The other day I had a thought-provoking conversation with my son. He had been climbing a particularly high rope ladder, which led into a rope tunnel, which ran over a river. He came dashing back over to me, looking a bit uncertain and worried and relayed to me how scared he had been doing this activity.
He told me that he had been so worried because the rope was swinging and he thought what if it swung too far and he fell off. He then said he got into the rope tunnel but was worried as he thought maybe the ropes could be loose and then what if he fell through and then he’d fall into the river, and he would bang his head which would make him ‘unconscience’ (he meant unconscious if you couldn’t tell!) and then he would drown.
He was clearly a bit shaken by something that had happened on his tour of the rope tunnel, and so I put my arms around him and pulled him on to my lap. And as the blood supply to my toes began to cut off (he’s a tall, pure muscle, rock of a boy), I told him that I was so so sorry that he had felt scared, and that he had felt he was in danger. And I held him.
And then, as I began to get the unmistakable feeling of pins and needles in my poor little feet, I said to him, “that was quite a lot of what ifs’. He looked puzzled. So I explained. I explained that he had used a lot of his energy and his brain thinking about things that hadn’t happened, and may in fact not even happen at all. That he had planned a whole disaster around ‘what ifs’. I watched him as he thought about. I could see he was thinking through the logic of this. And then he grinned at me, in the beautiful, cheeky “oh mum” kind of way that he has, and he simply said “yeah, I guess so” and jumped off my lap and ran off to play some more.
As I sat there watching him swinging in the rope tunnel a few minutes later, laughing with his brother, I realised that I also spend a lot of my energy contemplating ‘what ifs’.
What if I sleep past my alarm tomorrow.
What if I forget to buy bread and milk on my way home.
What if that person thought what I said was stupid.
What if I’ve made a mistake with this choice I’ve just made.
So many times a day the what ifs roll around in my head.

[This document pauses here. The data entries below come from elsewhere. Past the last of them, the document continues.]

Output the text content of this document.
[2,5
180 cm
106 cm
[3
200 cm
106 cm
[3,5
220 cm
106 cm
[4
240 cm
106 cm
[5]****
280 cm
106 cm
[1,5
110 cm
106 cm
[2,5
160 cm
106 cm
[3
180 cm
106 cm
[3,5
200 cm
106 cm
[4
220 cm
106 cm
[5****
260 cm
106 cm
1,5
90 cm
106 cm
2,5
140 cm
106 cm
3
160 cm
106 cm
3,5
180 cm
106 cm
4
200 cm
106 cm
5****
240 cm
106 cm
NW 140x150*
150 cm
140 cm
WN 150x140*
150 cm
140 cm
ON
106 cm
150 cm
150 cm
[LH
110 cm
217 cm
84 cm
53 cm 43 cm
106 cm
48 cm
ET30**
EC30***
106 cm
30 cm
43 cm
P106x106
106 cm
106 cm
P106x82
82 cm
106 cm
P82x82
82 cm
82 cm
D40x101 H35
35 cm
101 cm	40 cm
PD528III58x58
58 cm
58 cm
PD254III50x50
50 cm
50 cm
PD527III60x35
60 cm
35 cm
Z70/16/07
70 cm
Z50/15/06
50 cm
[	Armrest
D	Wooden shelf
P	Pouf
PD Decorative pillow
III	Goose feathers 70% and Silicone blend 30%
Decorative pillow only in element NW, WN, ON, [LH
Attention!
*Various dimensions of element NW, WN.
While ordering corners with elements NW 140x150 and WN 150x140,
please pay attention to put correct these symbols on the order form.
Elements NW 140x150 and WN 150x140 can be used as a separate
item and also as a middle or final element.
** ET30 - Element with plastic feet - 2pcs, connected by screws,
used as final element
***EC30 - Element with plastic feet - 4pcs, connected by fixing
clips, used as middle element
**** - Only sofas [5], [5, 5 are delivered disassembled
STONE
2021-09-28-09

And coming, right on the back of them, if I am not paying conscious attention to them, comes the worry and the anxiety and the confusion.
How about you? How frequently are you entertaining ‘what if’ in your thoughts? And are you sending him packing, with a door slammed firmly behind him? Or are you rolling out the red carpet and preparing the guest room for him to set up residence?
If you want to see change in your life, in your circumstances whatever they may be, a good place to start is by looking at the impact of what ifs in your thought life.
Don’t waste todays energy worrying about the ‘what ifs’ of tomorrow.